Bodnarowcy będą chcieli siłowo przejąć dokumenty z KRS?! Jest to prawdopodobne!
W budynku KRS, gdzie rano pojawił się prokurator z żądaniem wydania akt postępowań Zastępców Rzecznika Dyscyplinarnego Sędziów Sądów Powszechnych, przybywa policjantów. Obecny na miejscu adwokat Bartosz Miazek, w rozmowie z dziennikarzami, stwierdził, że przejęcie siłowe dokumentów jest prawdopodobne.
Niezalezna.pl ustaliła, że prokuratura w KRS chce zabezpieczyć akta postępowań Zastępców Rzecznika Dyscyplinarnego Sędziów Sądów Powszechnych.
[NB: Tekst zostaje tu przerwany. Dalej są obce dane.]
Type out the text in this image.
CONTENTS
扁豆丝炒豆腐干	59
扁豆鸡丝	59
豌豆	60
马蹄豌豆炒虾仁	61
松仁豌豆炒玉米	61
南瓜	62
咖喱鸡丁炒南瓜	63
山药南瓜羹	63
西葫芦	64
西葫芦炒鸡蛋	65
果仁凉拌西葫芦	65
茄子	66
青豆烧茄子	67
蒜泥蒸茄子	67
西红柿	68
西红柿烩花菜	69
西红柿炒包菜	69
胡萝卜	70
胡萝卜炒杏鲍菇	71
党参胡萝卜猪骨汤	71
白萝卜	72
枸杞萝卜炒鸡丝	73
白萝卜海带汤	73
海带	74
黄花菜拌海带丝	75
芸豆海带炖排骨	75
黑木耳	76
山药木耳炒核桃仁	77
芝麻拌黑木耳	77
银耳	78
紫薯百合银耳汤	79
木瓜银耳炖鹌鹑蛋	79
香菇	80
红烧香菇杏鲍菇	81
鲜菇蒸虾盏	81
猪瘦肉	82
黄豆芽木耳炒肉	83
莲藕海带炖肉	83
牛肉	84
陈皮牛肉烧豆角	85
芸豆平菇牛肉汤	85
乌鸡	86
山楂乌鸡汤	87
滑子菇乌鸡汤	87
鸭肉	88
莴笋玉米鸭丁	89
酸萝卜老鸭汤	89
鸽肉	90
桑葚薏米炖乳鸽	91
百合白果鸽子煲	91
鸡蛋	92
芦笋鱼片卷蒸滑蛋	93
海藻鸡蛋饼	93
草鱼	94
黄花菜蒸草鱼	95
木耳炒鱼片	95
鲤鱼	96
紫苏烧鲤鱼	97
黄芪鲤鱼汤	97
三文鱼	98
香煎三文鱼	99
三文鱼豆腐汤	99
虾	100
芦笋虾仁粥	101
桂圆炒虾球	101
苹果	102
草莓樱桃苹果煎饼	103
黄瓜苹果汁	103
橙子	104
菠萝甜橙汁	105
Jak przekazała Dagmara Pawełczyk-Woicka, szefowa KRS, rzecznik dyscyplinarny ssp, sędzia Piotr Schab oświadczył, że nie wyraża zgody na wydawanie jakichkolwiek dokumentów prokuratorom bez jego obecności.
Około godziny 12.00 w budynku Krajowej Rady Sądownictwa zaczęło przybywać policjantów.
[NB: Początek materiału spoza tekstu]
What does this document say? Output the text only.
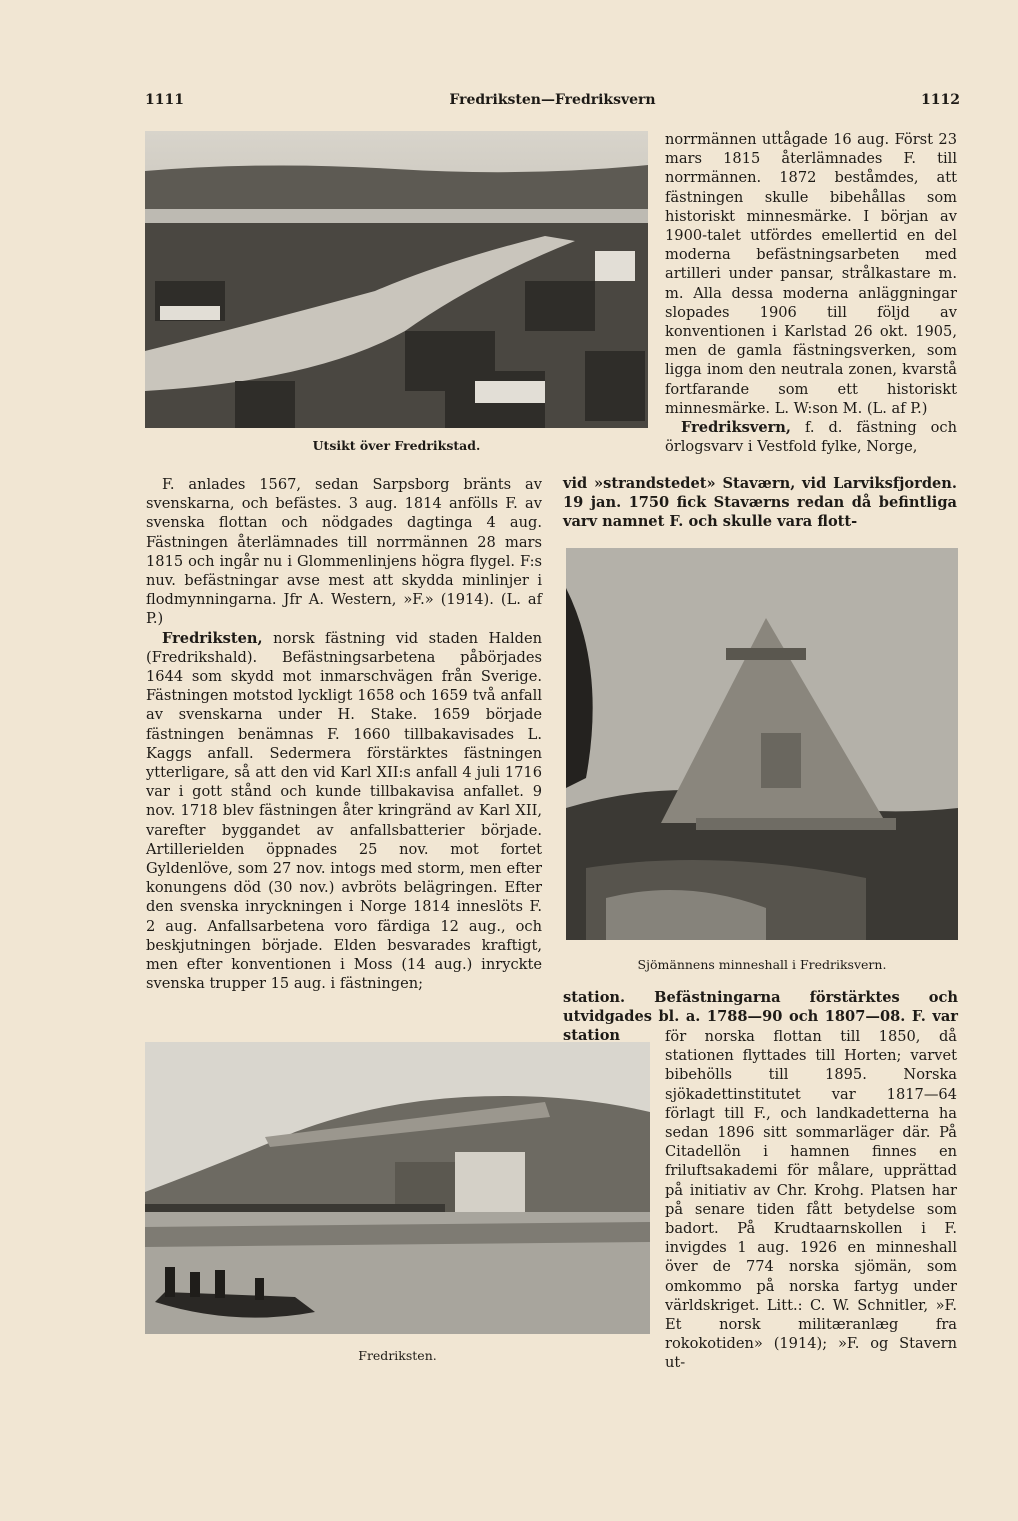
1111	Fredriksten—Fredriksvern	1112
Utsikt över Fredrikstad.

F. anlades 1567, sedan Sarpsborg bränts av svenskarna, och befästes. 3 aug. 1814 anfölls F. av svenska flottan och nödgades dagtinga 4 aug. Fästningen återlämnades till norrmännen 28 mars 1815 och ingår nu i Glommenlinjens högra flygel. F:s nuv. befästningar avse mest att skydda minlinjer i flodmynningarna. Jfr A. Western, »F.» (1914). (L. af P.)

Fredriksten, norsk fästning vid staden Halden (Fredrikshald). Befästningsarbetena påbörjades 1644 som skydd mot inmarschvägen från Sverige. Fästningen motstod lyckligt 1658 och 1659 två anfall av svenskarna under H. Stake. 1659 började fästningen benämnas F. 1660 tillbakavisades L. Kaggs anfall. Sedermera förstärktes fästningen ytterligare, så att den vid Karl XII:s anfall 4 juli 1716 var i gott stånd och kunde tillbakavisa anfallet. 9 nov. 1718 blev fästningen åter kringränd av Karl XII, varefter byggandet av anfallsbatterier började. Artillerielden öppnades 25 nov. mot fortet Gyldenlöve, som 27 nov. intogs med storm, men efter konungens död (30 nov.) avbröts belägringen. Efter den svenska inryckningen i Norge 1814 inneslöts F. 2 aug. Anfallsarbetena voro färdiga 12 aug., och beskjutningen började. Elden besvarades kraftigt, men efter konventionen i Moss (14 aug.) inryckte svenska trupper 15 aug. i fästningen;

Fredriksten.

norrmännen uttågade 16 aug. Först 23 mars 1815 återlämnades F. till norrmännen. 1872 beståmdes, att fästningen skulle bibehållas som historiskt minnesmärke. I början av 1900-talet utfördes emellertid en del moderna befästningsarbeten med artilleri under pansar, strålkastare m. m. Alla dessa moderna anläggningar slopades 1906 till följd av konventionen i Karlstad 26 okt. 1905, men de gamla fästningsverken, som ligga inom den neutrala zonen, kvarstå fortfarande som ett historiskt minnesmärke. L. W:son M. (L. af P.)

Fredriksvern, f. d. fästning och örlogsvarv i Vestfold fylke, Norge,

vid »strandstedet» Staværn, vid Larviksfjorden. 19 jan. 1750 fick Staværns redan då befintliga varv namnet F. och skulle vara flott-

Sjömännens minneshall i Fredriksvern.

station. Befästningarna förstärktes och utvidgades bl. a. 1788—90 och 1807—08. F. var station	för norska flottan till 1850, då stationen flyttades till Horten; varvet bibehölls till 1895. Norska sjökadettinstitutet var 1817—64 förlagt till F., och landkadetterna ha sedan 1896 sitt sommarläger där. På Citadellön i hamnen finnes en friluftsakademi för målare, upprättad på initiativ av Chr. Krohg. Platsen har på senare tiden fått betydelse som badort. På Krudtaarnskollen i F. invigdes 1 aug. 1926 en minneshall över de 774 norska sjömän, som omkommo på norska fartyg under världskriget. Litt.: C. W. Schnitler, »F. Et norsk militæranlæg fra rokokotiden» (1914); »F. og Stavern ut-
- Policja zapewne została wezwana przez organ zwierzchni, czyli prokuraturę i jest do jego dyspozycji - powiedział dziennikarzom mec. Bartosz Miazek. Zapytany, czy jest możliwe siłowe przejęcie dokumentów, odparł, że "jest to prawdopodobne".
Jak relacjonuje obecny w KRS reporter TV Republika, Michał Jelonek, policja ogranicza dostęp dziennikarzom do miejsc, gdzie jeszcze przed kilkunastoma minutami mogli przebywać.
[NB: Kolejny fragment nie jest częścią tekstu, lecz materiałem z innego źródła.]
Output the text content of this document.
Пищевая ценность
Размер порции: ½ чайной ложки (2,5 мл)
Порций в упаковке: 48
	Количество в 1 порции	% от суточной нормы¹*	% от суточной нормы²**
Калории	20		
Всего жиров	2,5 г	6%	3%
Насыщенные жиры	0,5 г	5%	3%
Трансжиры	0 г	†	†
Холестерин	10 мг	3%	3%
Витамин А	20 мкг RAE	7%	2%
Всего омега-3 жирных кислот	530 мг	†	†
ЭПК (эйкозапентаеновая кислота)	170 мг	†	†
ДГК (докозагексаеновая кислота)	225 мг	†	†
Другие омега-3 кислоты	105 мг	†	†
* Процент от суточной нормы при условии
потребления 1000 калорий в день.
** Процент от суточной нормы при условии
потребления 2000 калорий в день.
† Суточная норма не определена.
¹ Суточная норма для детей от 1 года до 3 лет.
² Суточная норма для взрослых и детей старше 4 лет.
KRS poinformował prokuratora, że nie wyraża zgody na prowadzenie jakichkolwiek czynności. W budynku cały czas obecna jest policja i nieumundurowani funkcjonariusze.@RepublikaTV pic.twitter.com/BhRRAOWdRu
— Michał Jelonek (@MichalJelonek) July 3, 2024
Polecamy Hity w sieci
Wiadomości
Najnowsze
Kaczyński: służba zdrowia to dziś największy problem Polski.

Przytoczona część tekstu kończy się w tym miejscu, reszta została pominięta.